The most glamorous and sordid aspects of Whitney Houston’s life—her powerhouse vocal talent, her status among history’s best-selling artists, her struggles with substance dependency, her abusive and turbulent relationship with Bobby Brown—became public knowledge well before her 2012 death from accidental drowning. “Whitney.

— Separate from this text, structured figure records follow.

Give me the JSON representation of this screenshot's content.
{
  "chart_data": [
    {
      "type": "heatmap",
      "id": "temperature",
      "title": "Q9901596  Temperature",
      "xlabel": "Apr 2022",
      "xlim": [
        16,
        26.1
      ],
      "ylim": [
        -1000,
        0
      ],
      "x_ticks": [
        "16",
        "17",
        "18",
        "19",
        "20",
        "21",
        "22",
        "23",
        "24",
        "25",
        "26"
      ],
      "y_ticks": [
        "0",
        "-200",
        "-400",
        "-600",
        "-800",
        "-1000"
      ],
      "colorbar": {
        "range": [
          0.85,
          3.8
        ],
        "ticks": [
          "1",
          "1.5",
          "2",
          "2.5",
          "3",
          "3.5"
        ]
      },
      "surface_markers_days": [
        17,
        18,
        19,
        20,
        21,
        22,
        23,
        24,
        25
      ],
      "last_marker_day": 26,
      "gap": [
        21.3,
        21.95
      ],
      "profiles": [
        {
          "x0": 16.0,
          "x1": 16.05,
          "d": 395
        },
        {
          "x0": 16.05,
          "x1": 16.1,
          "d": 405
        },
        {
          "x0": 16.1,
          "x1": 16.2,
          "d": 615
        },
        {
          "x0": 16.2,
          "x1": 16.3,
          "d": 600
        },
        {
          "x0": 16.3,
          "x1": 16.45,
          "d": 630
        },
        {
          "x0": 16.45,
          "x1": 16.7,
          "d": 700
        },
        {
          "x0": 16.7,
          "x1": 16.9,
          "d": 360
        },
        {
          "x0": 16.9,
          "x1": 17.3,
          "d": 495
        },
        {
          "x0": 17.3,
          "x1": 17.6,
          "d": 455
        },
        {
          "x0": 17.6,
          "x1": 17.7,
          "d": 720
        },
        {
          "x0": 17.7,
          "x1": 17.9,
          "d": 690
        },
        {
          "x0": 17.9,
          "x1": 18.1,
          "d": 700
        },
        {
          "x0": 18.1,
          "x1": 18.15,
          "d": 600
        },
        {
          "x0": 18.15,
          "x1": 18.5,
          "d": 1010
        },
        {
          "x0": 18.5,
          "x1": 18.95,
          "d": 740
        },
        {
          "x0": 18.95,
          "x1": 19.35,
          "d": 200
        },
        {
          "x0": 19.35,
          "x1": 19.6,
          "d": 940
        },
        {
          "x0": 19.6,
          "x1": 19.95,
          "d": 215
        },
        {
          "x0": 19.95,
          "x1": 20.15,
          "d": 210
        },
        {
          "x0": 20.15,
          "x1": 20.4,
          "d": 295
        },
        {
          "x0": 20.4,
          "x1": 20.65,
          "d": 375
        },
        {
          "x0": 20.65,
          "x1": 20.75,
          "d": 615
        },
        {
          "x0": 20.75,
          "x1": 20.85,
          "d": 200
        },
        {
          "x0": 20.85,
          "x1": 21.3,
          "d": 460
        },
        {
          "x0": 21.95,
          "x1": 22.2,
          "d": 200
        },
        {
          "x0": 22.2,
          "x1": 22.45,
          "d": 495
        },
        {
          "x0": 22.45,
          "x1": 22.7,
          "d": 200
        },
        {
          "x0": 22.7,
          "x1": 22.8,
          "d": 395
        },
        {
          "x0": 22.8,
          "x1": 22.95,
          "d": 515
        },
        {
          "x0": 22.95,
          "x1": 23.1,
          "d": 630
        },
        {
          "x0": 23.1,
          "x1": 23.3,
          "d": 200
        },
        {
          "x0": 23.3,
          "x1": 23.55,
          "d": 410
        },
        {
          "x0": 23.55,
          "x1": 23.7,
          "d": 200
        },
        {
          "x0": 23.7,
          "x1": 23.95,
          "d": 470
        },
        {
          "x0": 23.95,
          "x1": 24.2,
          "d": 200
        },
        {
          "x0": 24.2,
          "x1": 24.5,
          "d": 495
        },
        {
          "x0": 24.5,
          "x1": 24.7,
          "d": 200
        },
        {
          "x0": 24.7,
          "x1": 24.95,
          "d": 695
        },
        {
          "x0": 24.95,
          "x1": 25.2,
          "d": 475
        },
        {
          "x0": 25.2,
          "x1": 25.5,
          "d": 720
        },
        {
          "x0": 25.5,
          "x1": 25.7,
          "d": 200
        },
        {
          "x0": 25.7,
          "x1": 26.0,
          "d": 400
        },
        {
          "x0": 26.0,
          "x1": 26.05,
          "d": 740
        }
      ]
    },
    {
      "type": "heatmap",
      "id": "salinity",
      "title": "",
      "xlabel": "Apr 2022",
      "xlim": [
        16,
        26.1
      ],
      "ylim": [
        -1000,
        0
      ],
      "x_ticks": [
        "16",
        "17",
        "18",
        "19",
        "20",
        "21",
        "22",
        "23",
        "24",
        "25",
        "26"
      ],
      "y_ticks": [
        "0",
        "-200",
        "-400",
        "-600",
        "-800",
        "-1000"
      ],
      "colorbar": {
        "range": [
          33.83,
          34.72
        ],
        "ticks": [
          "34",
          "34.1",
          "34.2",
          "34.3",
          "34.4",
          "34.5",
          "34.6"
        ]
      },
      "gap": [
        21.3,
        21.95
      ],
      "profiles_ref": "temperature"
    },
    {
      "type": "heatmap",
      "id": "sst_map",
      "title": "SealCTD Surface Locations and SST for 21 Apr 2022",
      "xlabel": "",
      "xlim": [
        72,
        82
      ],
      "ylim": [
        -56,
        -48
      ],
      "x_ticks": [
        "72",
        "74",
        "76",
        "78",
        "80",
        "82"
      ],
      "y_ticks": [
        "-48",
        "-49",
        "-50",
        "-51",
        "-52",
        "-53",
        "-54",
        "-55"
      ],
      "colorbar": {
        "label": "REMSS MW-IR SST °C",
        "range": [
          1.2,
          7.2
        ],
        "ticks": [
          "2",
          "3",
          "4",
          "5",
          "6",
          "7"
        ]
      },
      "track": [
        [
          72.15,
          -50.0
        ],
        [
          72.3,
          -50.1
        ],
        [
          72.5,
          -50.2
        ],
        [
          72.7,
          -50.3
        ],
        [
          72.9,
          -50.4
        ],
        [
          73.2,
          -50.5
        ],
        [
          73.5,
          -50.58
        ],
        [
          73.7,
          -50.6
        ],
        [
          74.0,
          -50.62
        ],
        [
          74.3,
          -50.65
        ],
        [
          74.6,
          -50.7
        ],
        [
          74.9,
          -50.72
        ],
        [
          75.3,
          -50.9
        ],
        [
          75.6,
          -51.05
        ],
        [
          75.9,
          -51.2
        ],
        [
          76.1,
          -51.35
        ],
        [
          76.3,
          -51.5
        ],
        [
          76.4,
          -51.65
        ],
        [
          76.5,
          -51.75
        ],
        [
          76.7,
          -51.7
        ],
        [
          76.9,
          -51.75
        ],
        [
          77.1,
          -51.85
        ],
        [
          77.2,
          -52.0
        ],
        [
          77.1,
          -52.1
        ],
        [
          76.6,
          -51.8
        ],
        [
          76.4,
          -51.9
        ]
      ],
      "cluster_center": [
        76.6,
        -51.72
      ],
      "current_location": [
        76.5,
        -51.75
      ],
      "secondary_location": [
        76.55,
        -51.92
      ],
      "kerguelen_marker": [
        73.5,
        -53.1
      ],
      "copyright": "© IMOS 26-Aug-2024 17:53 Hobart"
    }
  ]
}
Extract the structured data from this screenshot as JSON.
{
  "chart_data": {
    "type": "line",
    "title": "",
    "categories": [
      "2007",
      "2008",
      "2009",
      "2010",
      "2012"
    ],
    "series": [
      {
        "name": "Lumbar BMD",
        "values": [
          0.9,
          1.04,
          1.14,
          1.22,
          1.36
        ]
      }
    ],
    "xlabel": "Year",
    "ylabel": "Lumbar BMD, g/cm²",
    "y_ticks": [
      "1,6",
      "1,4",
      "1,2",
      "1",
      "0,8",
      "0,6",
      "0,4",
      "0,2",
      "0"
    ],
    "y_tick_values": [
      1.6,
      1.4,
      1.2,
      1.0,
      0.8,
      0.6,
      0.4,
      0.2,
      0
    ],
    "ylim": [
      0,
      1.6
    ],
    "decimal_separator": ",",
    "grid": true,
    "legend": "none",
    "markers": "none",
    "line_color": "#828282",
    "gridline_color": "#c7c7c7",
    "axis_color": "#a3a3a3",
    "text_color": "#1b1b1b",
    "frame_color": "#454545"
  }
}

Can I Be Me,” which premieres tonight (August 25) on Showtime, goes beyond those aspects to explore the personal and professional crises that affected her on her rise to global superstardom.
As evidenced in the above trailer for the feature documentary, those crises included the ways that the record industry intentionally tried to mask her Blackness so she could appeal to White audiences.

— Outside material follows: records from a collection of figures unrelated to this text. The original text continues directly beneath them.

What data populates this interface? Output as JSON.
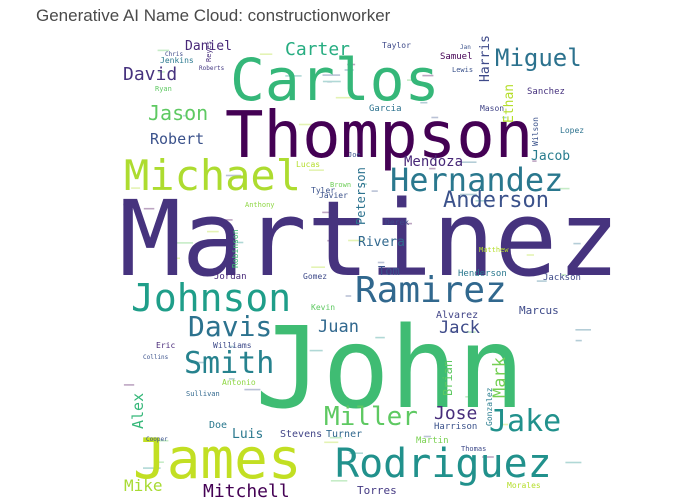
{
  "title": "Generative AI Name Cloud: constructionworker",
  "words": [
    {
      "text": "Martinez",
      "color": "#46337e"
    },
    {
      "text": "John",
      "color": "#3fbc73"
    },
    {
      "text": "Thompson",
      "color": "#440154"
    },
    {
      "text": "Carlos",
      "color": "#35b779"
    },
    {
      "text": "James",
      "color": "#c2df23"
    },
    {
      "text": "Rodriguez",
      "color": "#21918c"
    },
    {
      "text": "Michael",
      "color": "#addc30"
    },
    {
      "text": "Johnson",
      "color": "#1f9e89"
    },
    {
      "text": "Hernandez",
      "color": "#2a788e"
    },
    {
      "text": "Ramirez",
      "color": "#31688e"
    },
    {
      "text": "Anderson",
      "color": "#3b528b"
    },
    {
      "text": "Smith",
      "color": "#26828e"
    },
    {
      "text": "Davis",
      "color": "#2c728e"
    },
    {
      "text": "Miller",
      "color": "#5ec962"
    },
    {
      "text": "Jake",
      "color": "#21918c"
    },
    {
      "text": "Miguel",
      "color": "#2c728e"
    },
    {
      "text": "David",
      "color": "#46327e"
    },
    {
      "text": "Jason",
      "color": "#5ec962"
    },
    {
      "text": "Carter",
      "color": "#27ad81"
    },
    {
      "text": "Mitchell",
      "color": "#440154"
    },
    {
      "text": "Mike",
      "color": "#a8db34"
    },
    {
      "text": "Jose",
      "color": "#472d7b"
    },
    {
      "text": "Juan",
      "color": "#31688e"
    },
    {
      "text": "Jack",
      "color": "#3e4a89"
    },
    {
      "text": "Mark",
      "color": "#75d054"
    },
    {
      "text": "Robert",
      "color": "#3b528b"
    },
    {
      "text": "Daniel",
      "color": "#482878"
    },
    {
      "text": "Mendoza",
      "color": "#482878"
    },
    {
      "text": "Jacob",
      "color": "#287c8e"
    },
    {
      "text": "Harris",
      "color": "#3e4a89"
    },
    {
      "text": "Ethan",
      "color": "#b5de2b"
    },
    {
      "text": "Alex",
      "color": "#35b779"
    },
    {
      "text": "Luis",
      "color": "#2a788e"
    },
    {
      "text": "Torres",
      "color": "#443983"
    },
    {
      "text": "Rivera",
      "color": "#31688e"
    },
    {
      "text": "Marcus",
      "color": "#3e4a89"
    },
    {
      "text": "Peterson",
      "color": "#2c728e"
    },
    {
      "text": "Brian",
      "color": "#5ec962"
    },
    {
      "text": "Tom",
      "color": "#3b528b"
    },
    {
      "text": "Sanchez",
      "color": "#46327e"
    },
    {
      "text": "Garcia",
      "color": "#2c728e"
    },
    {
      "text": "Samuel",
      "color": "#440154"
    },
    {
      "text": "Jordan",
      "color": "#482878"
    },
    {
      "text": "Gomez",
      "color": "#3e4a89"
    },
    {
      "text": "Alvarez",
      "color": "#414487"
    },
    {
      "text": "Stevens",
      "color": "#414487"
    },
    {
      "text": "Turner",
      "color": "#31688e"
    },
    {
      "text": "Martin",
      "color": "#7ad151"
    },
    {
      "text": "Doe",
      "color": "#2a788e"
    },
    {
      "text": "Lopez",
      "color": "#2c728e"
    },
    {
      "text": "Wilson",
      "color": "#3b528b"
    },
    {
      "text": "Mason",
      "color": "#414487"
    },
    {
      "text": "Henderson",
      "color": "#2a788e"
    },
    {
      "text": "Jackson",
      "color": "#3e4a89"
    },
    {
      "text": "Jenkins",
      "color": "#2a788e"
    },
    {
      "text": "Gonzalez",
      "color": "#287c8e"
    },
    {
      "text": "Harrison",
      "color": "#3b528b"
    },
    {
      "text": "Williams",
      "color": "#3e4a89"
    },
    {
      "text": "Sullivan",
      "color": "#31688e"
    },
    {
      "text": "Antonio",
      "color": "#8fd744"
    },
    {
      "text": "Eric",
      "color": "#482878"
    },
    {
      "text": "Kevin",
      "color": "#5ec962"
    },
    {
      "text": "Robinson",
      "color": "#3fbc73"
    },
    {
      "text": "Thomas",
      "color": "#3e4a89"
    },
    {
      "text": "Morales",
      "color": "#b5de2b"
    },
    {
      "text": "Brown",
      "color": "#6ece58"
    },
    {
      "text": "Lucas",
      "color": "#b5de2b"
    },
    {
      "text": "Taylor",
      "color": "#3e4a89"
    },
    {
      "text": "Lewis",
      "color": "#3b528b"
    },
    {
      "text": "Ryan",
      "color": "#5ec962"
    },
    {
      "text": "Reyes",
      "color": "#472d7b"
    },
    {
      "text": "Roberts",
      "color": "#443983"
    },
    {
      "text": "Tyler",
      "color": "#3b528b"
    },
    {
      "text": "Javier",
      "color": "#3b528b"
    },
    {
      "text": "Derek",
      "color": "#3e4a89"
    },
    {
      "text": "Anthony",
      "color": "#8fd744"
    },
    {
      "text": "Matthew",
      "color": "#b5de2b"
    },
    {
      "text": "Joe",
      "color": "#3b528b"
    },
    {
      "text": "Chris",
      "color": "#3e4a89"
    },
    {
      "text": "Cooper",
      "color": "#3b528b"
    },
    {
      "text": "Collins",
      "color": "#3b528b"
    },
    {
      "text": "Jan",
      "color": "#3b528b"
    }
  ]
}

“Her music was deliberately pop,” an unidentified man says over archival footage of her interviews and performances. “Anything that was ‘too Black-sounding’ was sent back to the studio.”
“Whitney insisted they cross her back over to Black music,” continues another unidentified man’s voiceover. “Her favorite saying is, ‘Can I be me?’”

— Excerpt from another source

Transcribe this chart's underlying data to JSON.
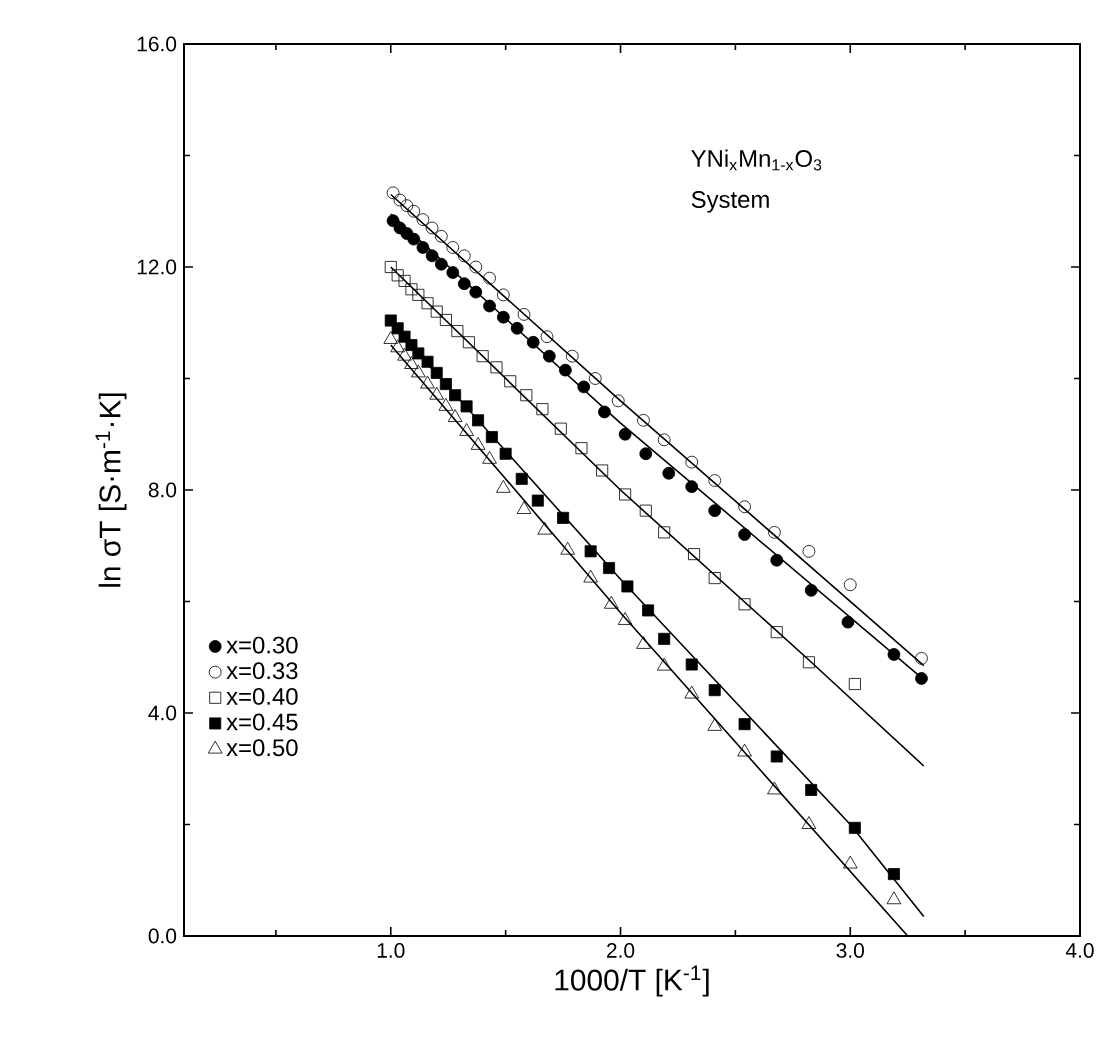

Showtime’s YouTube video description notes that directors Nick Broomfield (“Biggie and Tupac”) and Rudi Dolezal (“Freddie Mercury: The Untold Story”) frame the documentary around a broader Catch-22 that’s familiar to many Black artists: “Even though she had made millions of dollars and was recognized as having one of the greatest voices of all time, she still couldn’t do what she wanted, either professionally or in her personal life.”
“Whitney. Can I Be Me” premieres in full on Showtime tonight at 9 p.m. EDT.